(For not the hearers of the law are just before God, but the doers of the law shall be justified.
For not the hearers of the law are just before God,.... The apostle here shows, that the Jews were justly condemned, notwithstanding their having and hearing of the law; since hearing without doing it, will never denominate persons righteous in the sight of God, however it might recommend them in the sight of men: regard seems to be had either to the first delivery of the law by Moses to the people of Israel, when he read it to them, and they hearkened to it, and promised obedience; or rather to the reading and hearing it every sabbath day; and may include a speculative knowledge of it, without a practical obedience to it; and which therefore must fall greatly short of entitling them to a justifying righteousness; since not these,
but the doers of the law, shall be justified; by whom are meant, not such who merely literally and externally fulfil the law, as they imagine; for the law is spiritual, and regards the inward as well as the outward man, and requires internal holiness, as well as external obedience; and the apostle is speaking of justification before God, who sees the heart, and not before men, who judge according to outward appearance: nor are such designed who are imperfect doers of the law; for the law requires a perfect obedience, and what is not perfect is not properly righteousness; nor does it, nor can it consider an imperfect righteousness as a perfect one; for it accuses of, pronounces guilty, curses, and condemns for every transgression of it.
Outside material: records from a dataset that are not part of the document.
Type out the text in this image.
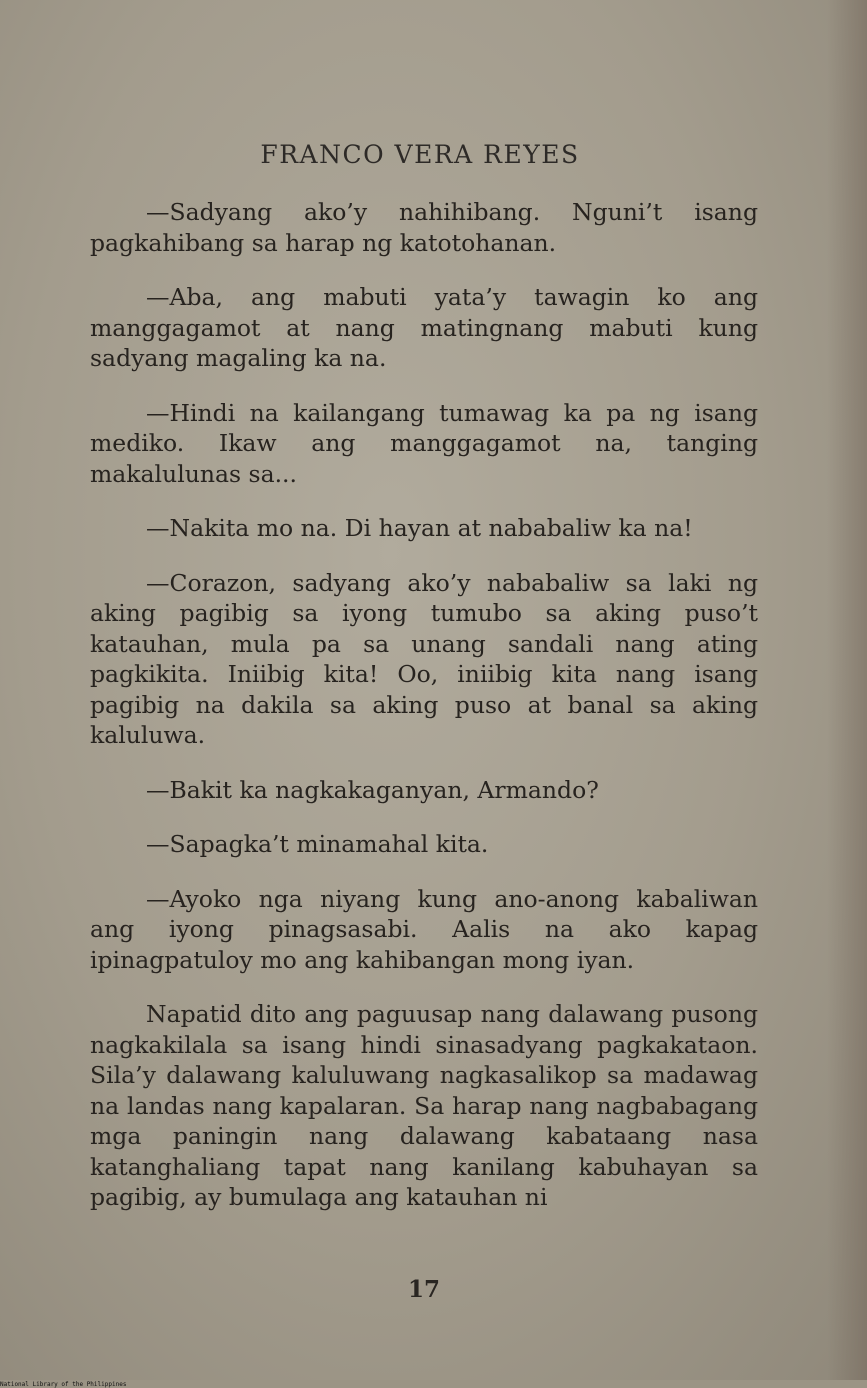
FRANCO VERA REYES

—Sadyang ako’y nahihibang. Nguni’t isang pagkahibang sa harap ng katotohanan.

—Aba, ang mabuti yata’y tawagin ko ang manggagamot at nang matingnang mabuti kung sadyang magaling ka na.

—Hindi na kailangang tumawag ka pa ng isang mediko. Ikaw ang manggagamot na, tanging makalulunas sa...

—Nakita mo na. Di hayan at nababaliw ka na!

—Corazon, sadyang ako’y nababaliw sa laki ng aking pagibig sa iyong tumubo sa aking puso’t katauhan, mula pa sa unang sandali nang ating pagkikita. Iniibig kita! Oo, iniibig kita nang isang pagibig na dakila sa aking puso at banal sa aking kaluluwa.

—Bakit ka nagkakaganyan, Armando?

—Sapagka’t minamahal kita.

—Ayoko nga niyang kung ano-anong kabaliwan ang iyong pinagsasabi. Aalis na ako kapag ipinagpatuloy mo ang kahibangan mong iyan.

Napatid dito ang paguusap nang dalawang pusong nagkakilala sa isang hindi sinasadyang pagkakataon. Sila’y dalawang kaluluwang nagkasalikop sa madawag na landas nang kapalaran. Sa harap nang nagbabagang mga paningin nang dalawang kabataang nasa katanghaliang tapat nang kanilang kabuhayan sa pagibig, ay bumulaga ang katauhan ni

17
National Library of the Philippines
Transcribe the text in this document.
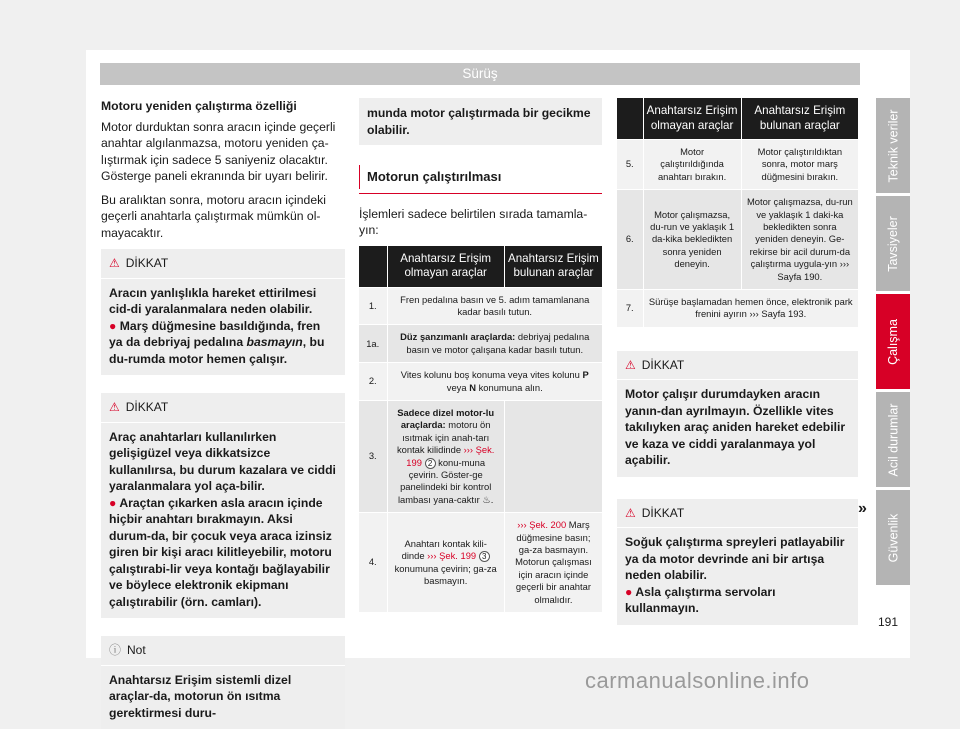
Sürüş

Motoru yeniden çalıştırma özelliği

Motor durduktan sonra aracın içinde geçerli anahtar algılanmazsa, motoru yeniden ça-lıştırmak için sadece 5 saniyeniz olacaktır. Gösterge paneli ekranında bir uyarı belirir.

Bu aralıktan sonra, motoru aracın içindeki geçerli anahtarla çalıştırmak mümkün ol-mayacaktır.

⚠ DİKKAT
Aracın yanlışlıkla hareket ettirilmesi cid-di yaralanmalara neden olabilir.
● Marş düğmesine basıldığında, fren ya da debriyaj pedalına basmayın, bu du-rumda motor hemen çalışır.
⚠ DİKKAT
Araç anahtarları kullanılırken gelişigüzel veya dikkatsizce kullanılırsa, bu durum kazalara ve ciddi yaralanmalara yol aça-bilir.
● Araçtan çıkarken asla aracın içinde hiçbir anahtarı bırakmayın. Aksi durum-da, bir çocuk veya araca izinsiz giren bir kişi aracı kilitleyebilir, motoru çalıştırabi-lir veya kontağı bağlayabilir ve böylece elektronik ekipmanı çalıştırabilir (örn. camları).
ⓘ Not
Anahtarsız Erişim sistemli dizel araçlar-da, motorun ön ısıtma gerektirmesi duru-
munda motor çalıştırmada bir gecikme olabilir.
Motorun çalıştırılması

İşlemleri sadece belirtilen sırada tamamla-yın:

	Anahtarsız Erişim olmayan araçlar	Anahtarsız Erişim bulunan araçlar
1.	Fren pedalına basın ve 5. adım tamamlanana kadar basılı tutun.	
1a.	Düz şanzımanlı araçlarda: debriyaj pedalına basın ve motor çalışana kadar basılı tutun.	
2.	Vites kolunu boş konuma veya vites kolunu P veya N konumuna alın.	
3.	Sadece dizel motor-lu araçlarda: motoru ön ısıtmak için anah-tarı kontak kilidinde ››› Şek. 199 2 konu-muna çevirin. Göster-ge panelindeki bir kontrol lambası yana-caktır ♨.	
4.	Anahtarı kontak kili-dinde ››› Şek. 199 3 konumuna çevirin; ga-za basmayın.	››› Şek. 200 Marş düğmesine basın; ga-za basmayın. Motorun çalışması için aracın içinde geçerli bir anahtar olmalıdır.
	Anahtarsız Erişim olmayan araçlar	Anahtarsız Erişim bulunan araçlar
5.	Motor çalıştırıldığında anahtarı bırakın.	Motor çalıştırıldıktan sonra, motor marş düğmesini bırakın.
6.	Motor çalışmazsa, du-run ve yaklaşık 1 da-kika bekledikten sonra yeniden deneyin.	Motor çalışmazsa, du-run ve yaklaşık 1 daki-ka bekledikten sonra yeniden deneyin. Ge-rekirse bir acil durum-da çalıştırma uygula-yın ››› Sayfa 190.
7.	Sürüşe başlamadan hemen önce, elektronik park frenini ayırın ››› Sayfa 193.	
⚠ DİKKAT
Motor çalışır durumdayken aracın yanın-dan ayrılmayın. Özellikle vites takılıyken araç aniden hareket edebilir ve kaza ve ciddi yaralanmaya yol açabilir.
⚠ DİKKAT
Soğuk çalıştırma spreyleri patlayabilir ya da motor devrinde ani bir artışa neden olabilir.
● Asla çalıştırma servoları kullanmayın.
»
Teknik veriler
Tavsiyeler
Çalışma
Acil durumlar
Güvenlik
191
carmanualsonline.info
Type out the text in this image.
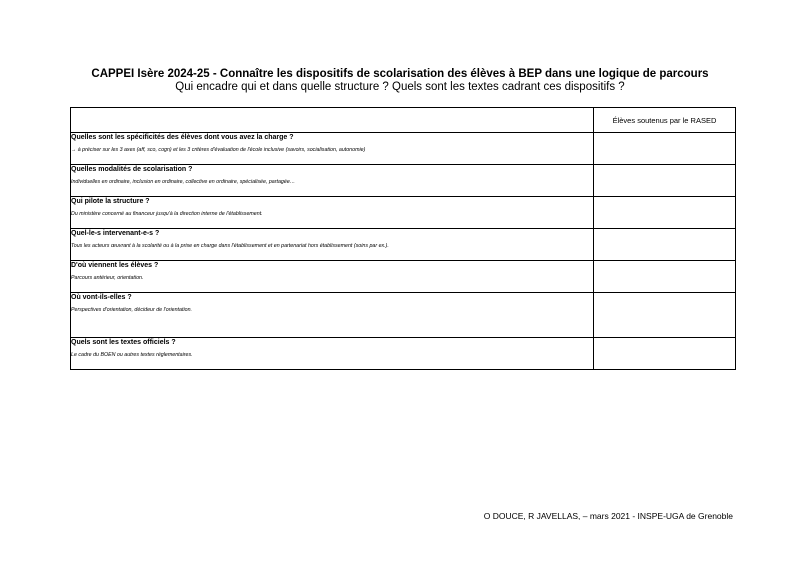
CAPPEI Isère 2024-25 - Connaître les dispositifs de scolarisation des élèves à BEP dans une logique de parcours
Qui encadre qui et dans quelle structure ? Quels sont les textes cadrant ces dispositifs ?
	Élèves soutenus par le RASED

Quelles sont les spécificités des élèves dont vous avez la charge ?
→ à préciser sur les 3 axes (aff, sco, cogn) et les 3 critères d'évaluation de l'école inclusive (savoirs, socialisation, autonomie)	

Quelles modalités de scolarisation ?
Individuelles en ordinaire, inclusion en ordinaire, collective en ordinaire, spécialisée, partagée…	

Qui pilote la structure ?
Du ministère concerné au financeur jusqu'à la direction interne de l'établissement.	

Quel-le-s intervenant-e-s ?
Tous les acteurs œuvrant à la scolarité ou à la prise en charge dans l'établissement et en partenariat hors établissement (soins par ex.).	

D'où viennent les élèves ?
Parcours antérieur, orientation.	

Où vont-ils-elles ?
Perspectives d'orientation, décideur de l'orientation.	

Quels sont les textes officiels ?
Le cadre du BOEN ou autres textes réglementaires.	

O DOUCE, R JAVELLAS, – mars 2021 - INSPE-UGA de Grenoble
But such only can be intended, who are doers of it spiritually, internally, as well as externally, and that perfectly. Adam, in his state of innocence, was a perfect doer of the law; he sinning, and all his posterity in him, none of them are righteous, but all pass under a sentence of condemnation. The best of men, even believers in Christ, are not without sin in themselves; and when any of the saints are said to be perfect, it must be understood in a comparative sense, or as they are considered in Christ. There never was but one since Adam, and that is Christ, who has fulfilled, or could perfectly fulfil the law; the thing is impossible and impracticable for fallen man: hence these words must be understood either hypothetically, thus, not the hearers of the law, but if there were any perfect doers of it, they would be justified before God; or else of such persons who are considered in Christ, by whom the whole perfect righteousness of the law is fulfilled in them, and who may be reckoned as perfect doers of it in him, their substitute, surety, and representative.